If Du Bois is correct in identifying 1868 as the beginning of a particular corporate influence in the American government, then he has identified a legacy that is now approaching its 150th anniversary. In promising to “drain the swamp,” Donald Trump ran a campaign that claimed to recognize the toxicity that results when corporate interests dictate the agenda of governmental bodies, and yet, as his cabinet appointees make plain, as president he has no interest in dismantling the “superdictatorship” that Du Bois identified. By now, the list of Trump’s appointees and their corporate ties is familiar to many: Rex Tillerson, former CEO of ExxonMobil; Steven Mnuchin, former investment banker at Goldman Sachs; Betsy DeVos, billionaire heir to Amway. If Du Bois deemed the collusion between corporate interests and governance as signaling the death of the dream of democracy, then the current administration’s cabinet members signify a death knell 150 years in the making.

In Black Reconstruction, Du Bois holds that equity, integration, and democracy were not achieved after the Civil War due to the lack of deliberate and structural economic reformation. In doing so, Du Bois cataloged failures of the American government that would continue to have deleterious effects on the lives of African-Americans for generations after. But course, recognizing that Du Bois’ remains applicable for the current age is not a new observation.

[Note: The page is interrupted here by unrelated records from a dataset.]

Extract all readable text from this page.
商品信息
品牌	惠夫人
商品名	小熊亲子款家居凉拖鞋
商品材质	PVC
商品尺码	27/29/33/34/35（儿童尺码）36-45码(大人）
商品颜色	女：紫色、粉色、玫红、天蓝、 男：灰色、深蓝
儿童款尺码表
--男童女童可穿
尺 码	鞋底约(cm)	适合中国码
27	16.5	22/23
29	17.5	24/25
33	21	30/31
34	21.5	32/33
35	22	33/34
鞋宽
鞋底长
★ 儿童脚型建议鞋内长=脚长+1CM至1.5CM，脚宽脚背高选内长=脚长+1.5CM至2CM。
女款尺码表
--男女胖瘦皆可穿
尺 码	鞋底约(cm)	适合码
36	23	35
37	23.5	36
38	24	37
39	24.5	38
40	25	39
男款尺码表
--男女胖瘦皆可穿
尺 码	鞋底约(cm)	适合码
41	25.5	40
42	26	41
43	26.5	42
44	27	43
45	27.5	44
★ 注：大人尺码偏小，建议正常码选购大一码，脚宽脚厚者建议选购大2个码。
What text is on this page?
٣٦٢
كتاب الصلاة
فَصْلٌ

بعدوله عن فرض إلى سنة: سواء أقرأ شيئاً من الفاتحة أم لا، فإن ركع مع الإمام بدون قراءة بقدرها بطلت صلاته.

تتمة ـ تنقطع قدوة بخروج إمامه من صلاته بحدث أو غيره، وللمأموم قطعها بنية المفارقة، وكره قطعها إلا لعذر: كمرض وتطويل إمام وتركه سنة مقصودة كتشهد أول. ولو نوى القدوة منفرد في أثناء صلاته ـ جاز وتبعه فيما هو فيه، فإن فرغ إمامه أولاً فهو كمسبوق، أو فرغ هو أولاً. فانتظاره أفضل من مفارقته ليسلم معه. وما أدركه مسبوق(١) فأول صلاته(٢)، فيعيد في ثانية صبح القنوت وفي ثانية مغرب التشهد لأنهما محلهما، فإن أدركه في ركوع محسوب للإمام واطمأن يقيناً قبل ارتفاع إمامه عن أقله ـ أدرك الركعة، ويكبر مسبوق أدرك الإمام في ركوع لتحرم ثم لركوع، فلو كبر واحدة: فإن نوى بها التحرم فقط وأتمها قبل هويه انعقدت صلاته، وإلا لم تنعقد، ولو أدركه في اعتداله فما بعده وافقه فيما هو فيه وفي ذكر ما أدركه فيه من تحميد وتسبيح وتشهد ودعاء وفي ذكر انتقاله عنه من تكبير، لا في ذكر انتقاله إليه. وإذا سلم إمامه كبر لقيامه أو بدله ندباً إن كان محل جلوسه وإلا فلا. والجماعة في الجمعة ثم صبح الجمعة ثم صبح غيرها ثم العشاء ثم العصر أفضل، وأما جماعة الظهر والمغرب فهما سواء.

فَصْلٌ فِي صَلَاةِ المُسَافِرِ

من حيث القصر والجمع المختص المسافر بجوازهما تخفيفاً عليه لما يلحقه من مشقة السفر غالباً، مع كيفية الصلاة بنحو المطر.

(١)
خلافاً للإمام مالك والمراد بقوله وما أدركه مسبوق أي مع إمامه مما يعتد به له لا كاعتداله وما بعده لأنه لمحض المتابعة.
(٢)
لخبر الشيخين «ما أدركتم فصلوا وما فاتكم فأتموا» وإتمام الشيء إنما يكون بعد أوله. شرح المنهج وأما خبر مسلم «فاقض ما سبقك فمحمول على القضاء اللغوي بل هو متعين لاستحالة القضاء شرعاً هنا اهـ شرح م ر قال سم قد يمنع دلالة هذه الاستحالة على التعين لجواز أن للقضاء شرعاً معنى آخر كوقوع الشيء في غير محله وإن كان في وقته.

Rather, it is merely the way in which it is applicable that shifts and renews. Cornel West remarks that Du Bois was identifying “the level of empire and white supremacy that will constitute the downfall of the American project. America slowly but surely moves” in this direction. For West, Du Bois’ texts emphatically shout, “You should have listened. I’ve spent my whole life trying to get you to listen, to wake up, to heed the challenge that I was talking about.”[8]

 


[1] Du Bois, W.E.B. Black Reconstruction in America. Transaction Publishers, 2013, p. 402.

[2] Hamilton, Darrick, William Darity, Jr., Anne E. Price, Vishnu Sridharan, and Rebecca Tippett. “Umbrellas Don’t

Make It Rain.”

[3] Du Bois, p. 398.

[4] ibid., p. 397

[5] ibid. p. 398

[6] ibid., p. 396.

[7] ibid., p. 404.

[8] West, Cornel, and Christa Buschendorf. Cornel West on Black Prophetic Fire. Boston: Beacon, 2014, pp. 54-55.